Tante piccole attenzioni
Ognuno ha i suoi trucchi e le sue astuzie, ma ci sono alcune mosse da fare che sono comuni a tutti e che andrebbero sviluppate e coltivate, perché i clienti ritornino. Alcune idee? Accogliere i vostri ospiti con cortesia e cordialità, senza disinteressarsi di loro e farli aspettare (l’accoglienza è il primo biglietto da visita, ricordate!); consigliarli, in base ai loro gusti e alle loro abitudini, sui piatti e i vini più indicati (mai dare l’impressione che a voi vada bene qualunque cosa scelta – della serie basta che mangino…).

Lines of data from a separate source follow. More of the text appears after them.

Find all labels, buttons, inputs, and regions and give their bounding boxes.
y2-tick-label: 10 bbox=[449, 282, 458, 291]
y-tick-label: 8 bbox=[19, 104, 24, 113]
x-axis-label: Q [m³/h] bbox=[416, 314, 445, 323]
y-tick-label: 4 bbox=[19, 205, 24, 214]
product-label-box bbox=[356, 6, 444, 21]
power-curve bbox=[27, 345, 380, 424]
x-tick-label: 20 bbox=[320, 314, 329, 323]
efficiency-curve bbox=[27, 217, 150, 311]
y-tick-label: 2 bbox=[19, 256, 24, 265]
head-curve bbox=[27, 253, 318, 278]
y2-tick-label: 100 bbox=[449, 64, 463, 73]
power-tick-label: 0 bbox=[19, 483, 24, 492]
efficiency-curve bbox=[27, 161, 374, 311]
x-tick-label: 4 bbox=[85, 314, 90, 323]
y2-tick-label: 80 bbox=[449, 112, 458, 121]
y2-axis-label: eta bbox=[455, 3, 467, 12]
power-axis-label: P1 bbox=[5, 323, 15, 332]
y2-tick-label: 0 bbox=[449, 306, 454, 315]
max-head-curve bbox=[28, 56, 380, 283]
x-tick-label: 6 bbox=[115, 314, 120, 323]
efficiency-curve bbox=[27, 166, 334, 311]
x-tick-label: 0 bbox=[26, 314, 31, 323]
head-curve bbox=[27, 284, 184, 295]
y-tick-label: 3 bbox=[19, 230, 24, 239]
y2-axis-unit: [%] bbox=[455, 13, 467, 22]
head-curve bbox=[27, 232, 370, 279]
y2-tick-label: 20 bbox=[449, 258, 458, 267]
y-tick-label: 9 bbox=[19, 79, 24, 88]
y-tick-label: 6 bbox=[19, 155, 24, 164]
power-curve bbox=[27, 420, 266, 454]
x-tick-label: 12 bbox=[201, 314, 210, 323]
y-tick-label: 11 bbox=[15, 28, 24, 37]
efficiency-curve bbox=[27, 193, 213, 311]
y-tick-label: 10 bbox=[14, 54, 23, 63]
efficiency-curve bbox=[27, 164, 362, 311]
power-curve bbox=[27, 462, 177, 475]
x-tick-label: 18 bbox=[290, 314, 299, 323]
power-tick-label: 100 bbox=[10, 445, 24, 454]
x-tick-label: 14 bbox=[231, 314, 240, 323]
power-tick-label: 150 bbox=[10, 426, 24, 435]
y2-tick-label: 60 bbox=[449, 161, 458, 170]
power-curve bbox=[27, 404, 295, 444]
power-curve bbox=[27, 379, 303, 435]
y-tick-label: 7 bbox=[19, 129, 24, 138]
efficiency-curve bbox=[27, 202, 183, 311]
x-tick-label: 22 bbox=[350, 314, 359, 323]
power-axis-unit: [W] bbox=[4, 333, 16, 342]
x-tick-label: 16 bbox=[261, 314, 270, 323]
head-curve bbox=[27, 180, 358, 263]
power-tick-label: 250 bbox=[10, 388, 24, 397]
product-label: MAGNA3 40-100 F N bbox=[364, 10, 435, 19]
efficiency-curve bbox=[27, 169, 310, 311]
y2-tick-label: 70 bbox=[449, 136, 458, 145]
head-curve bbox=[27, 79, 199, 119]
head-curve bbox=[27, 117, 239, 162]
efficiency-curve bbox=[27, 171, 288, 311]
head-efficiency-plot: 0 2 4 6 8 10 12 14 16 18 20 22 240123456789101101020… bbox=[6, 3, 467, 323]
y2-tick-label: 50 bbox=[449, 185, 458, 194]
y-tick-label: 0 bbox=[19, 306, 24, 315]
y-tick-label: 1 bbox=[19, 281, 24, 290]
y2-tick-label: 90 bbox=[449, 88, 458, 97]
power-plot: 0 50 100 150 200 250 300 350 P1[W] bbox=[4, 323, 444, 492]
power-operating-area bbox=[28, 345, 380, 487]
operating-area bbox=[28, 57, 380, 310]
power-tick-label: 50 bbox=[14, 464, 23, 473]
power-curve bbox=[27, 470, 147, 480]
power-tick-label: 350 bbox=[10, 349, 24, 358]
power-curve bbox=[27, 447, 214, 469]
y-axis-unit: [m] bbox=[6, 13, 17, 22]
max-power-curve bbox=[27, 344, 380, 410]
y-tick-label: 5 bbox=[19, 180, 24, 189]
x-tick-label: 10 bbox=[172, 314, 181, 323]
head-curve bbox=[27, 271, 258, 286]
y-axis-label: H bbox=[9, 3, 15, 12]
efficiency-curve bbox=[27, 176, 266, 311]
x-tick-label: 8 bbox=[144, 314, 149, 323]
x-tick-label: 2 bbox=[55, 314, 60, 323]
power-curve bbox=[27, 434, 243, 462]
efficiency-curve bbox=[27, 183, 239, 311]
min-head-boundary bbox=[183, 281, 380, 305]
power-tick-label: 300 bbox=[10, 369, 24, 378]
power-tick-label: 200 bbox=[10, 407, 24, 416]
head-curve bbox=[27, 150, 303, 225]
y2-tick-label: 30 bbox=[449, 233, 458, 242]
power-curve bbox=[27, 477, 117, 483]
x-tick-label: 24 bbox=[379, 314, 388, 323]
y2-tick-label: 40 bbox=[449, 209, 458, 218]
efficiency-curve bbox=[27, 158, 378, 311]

E poi ancora, soprattutto nel caso di una coppia di innamorati, tavoli ben distanziati (provate a immaginare una conversazione “intima” con altri commensali a portata di… orecchie), stuzzichini a sorpresa e dolci (quando è possibile) fatti in casa. In ultimo, fra i tanti, ascoltate sempre con interesse le eventuali critiche e i suggerimenti: oltre a fare un buon servizio a voi stessi e al vostro locale, farete di sicuro un’ottima impressione di cortesia e professionalità verso i vostri ospiti. Una chicca: stampate una delle vostre ricette e inseritela nel conto con un foglietto a parte: vedrete quanti clienti la porteranno via e si ricorderanno di voi.